4. Create a transition plan for your legacy clients
This is all very well for new clients: they will do what you ask because the relationship is new. But what about clients who never went through the pre-onboarding or even the onboarding process?
You’ll need to put every single one of them through the process.
Build a transition plan, because this takes time. You’re changing expectations mid-race, and clients can get confused about that.
Show them you value the relationship and the length of time they’ve been your client: and at the same time, show you’re committed to the new process because it works. Because it’s the very best service you could offer your clients. Because if they don’t go through it, you would be doing them a disservice.
Again, keep it simple. A Gsheet detailing out:
- A list of all your clients
- Identifications of whether they’ve had any of the pre-qualifying items already (and when)
- Rankings of how urgent it is that they go through the process (you may need to go back to your qualifying characteristics, or re-qualify your existing clients)

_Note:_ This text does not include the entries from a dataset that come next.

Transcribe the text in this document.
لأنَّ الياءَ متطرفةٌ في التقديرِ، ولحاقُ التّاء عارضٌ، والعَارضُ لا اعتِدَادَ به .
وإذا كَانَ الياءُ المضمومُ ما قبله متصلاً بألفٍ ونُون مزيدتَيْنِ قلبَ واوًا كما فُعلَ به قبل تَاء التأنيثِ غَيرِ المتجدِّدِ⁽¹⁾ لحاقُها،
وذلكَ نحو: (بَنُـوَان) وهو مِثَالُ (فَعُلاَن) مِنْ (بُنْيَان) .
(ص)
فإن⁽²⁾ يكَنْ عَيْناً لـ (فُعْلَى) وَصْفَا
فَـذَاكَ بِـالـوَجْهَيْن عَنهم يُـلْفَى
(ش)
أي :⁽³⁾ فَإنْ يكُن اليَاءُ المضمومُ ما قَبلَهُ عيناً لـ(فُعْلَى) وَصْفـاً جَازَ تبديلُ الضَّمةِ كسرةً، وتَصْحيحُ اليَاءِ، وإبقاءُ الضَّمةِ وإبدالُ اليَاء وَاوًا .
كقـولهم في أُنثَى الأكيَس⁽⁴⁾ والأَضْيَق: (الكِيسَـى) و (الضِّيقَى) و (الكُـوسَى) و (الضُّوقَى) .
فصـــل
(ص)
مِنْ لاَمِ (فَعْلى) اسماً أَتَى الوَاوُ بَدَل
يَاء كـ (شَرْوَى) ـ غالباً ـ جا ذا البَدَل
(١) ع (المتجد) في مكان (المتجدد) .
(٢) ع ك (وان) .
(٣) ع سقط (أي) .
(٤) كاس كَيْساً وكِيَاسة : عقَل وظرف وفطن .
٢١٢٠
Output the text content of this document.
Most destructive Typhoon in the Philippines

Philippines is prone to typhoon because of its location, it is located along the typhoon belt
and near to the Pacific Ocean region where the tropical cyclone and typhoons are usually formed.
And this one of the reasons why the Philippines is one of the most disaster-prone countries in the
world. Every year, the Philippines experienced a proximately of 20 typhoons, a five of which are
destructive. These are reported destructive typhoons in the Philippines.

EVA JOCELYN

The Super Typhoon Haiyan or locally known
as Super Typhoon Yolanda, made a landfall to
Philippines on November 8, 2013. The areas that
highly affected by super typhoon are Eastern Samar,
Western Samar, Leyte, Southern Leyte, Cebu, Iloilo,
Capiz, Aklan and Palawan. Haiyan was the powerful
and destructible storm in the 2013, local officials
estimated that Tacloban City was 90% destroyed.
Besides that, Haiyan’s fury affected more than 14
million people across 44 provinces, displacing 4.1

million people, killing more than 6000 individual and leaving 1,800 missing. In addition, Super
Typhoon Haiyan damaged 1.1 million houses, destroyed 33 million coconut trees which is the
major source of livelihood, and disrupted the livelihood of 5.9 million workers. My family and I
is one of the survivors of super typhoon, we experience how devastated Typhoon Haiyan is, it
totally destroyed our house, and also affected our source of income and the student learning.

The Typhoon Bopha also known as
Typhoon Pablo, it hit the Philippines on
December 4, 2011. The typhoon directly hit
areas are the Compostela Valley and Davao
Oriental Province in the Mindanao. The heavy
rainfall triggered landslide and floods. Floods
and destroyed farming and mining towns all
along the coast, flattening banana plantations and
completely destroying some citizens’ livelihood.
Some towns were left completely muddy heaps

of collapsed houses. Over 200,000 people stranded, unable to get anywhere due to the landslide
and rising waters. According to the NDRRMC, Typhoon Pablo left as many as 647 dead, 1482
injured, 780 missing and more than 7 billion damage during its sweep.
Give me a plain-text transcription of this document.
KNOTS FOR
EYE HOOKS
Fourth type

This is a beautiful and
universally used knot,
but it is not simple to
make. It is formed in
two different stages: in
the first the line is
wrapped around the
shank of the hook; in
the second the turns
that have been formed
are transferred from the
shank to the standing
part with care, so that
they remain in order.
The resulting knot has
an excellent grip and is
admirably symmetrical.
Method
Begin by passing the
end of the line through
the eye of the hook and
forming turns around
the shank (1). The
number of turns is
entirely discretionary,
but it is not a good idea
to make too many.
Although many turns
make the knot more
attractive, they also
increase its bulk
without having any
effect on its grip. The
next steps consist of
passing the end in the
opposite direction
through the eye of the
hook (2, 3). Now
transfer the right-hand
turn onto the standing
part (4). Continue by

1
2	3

- Responsibility (who on the team will take primary lead on communicating the change to this client?)
- Start dates (when will you start the process?)
- Concessions (is this a client you may show a bit more flexibility with, or is it a full-stop in or out?)
And then…go for it. Ideally you want to have the conversation in person or on a video call.
Make it something important, a big deal. This is not a throwaway comment at the end of a meeting: this is important on the level of “we have to agree this or we may not be able to work together” (but of course you want to be tactful about it, especially with some clients).
You can also share what you’re doing more publicly to give yourself accountability. “We’re really excited about our new process which we’re rolling out to existing clients as well as new clients! If you haven’t heard about it or have your meeting booked, talk to us!” Make it appealing to existing clients, and make it easy for them to talk to you about it. By rights, they’ve earned the privilege to go first.
PF are working on this very process now, thanks to our new Marketing Map. It’s the visual summary of everything we’ve learned working with thousands of accountants all over the globe: and we’re confident in it because we have the numbers and stories to prove it. The firms who followed the map (even unknowingly!) over the past 3-5 years are the firms who are in the enviable position we talked about at the start of this article: they literally have more leads than they know what to do with, and we’re working with them on ultra-qualifying.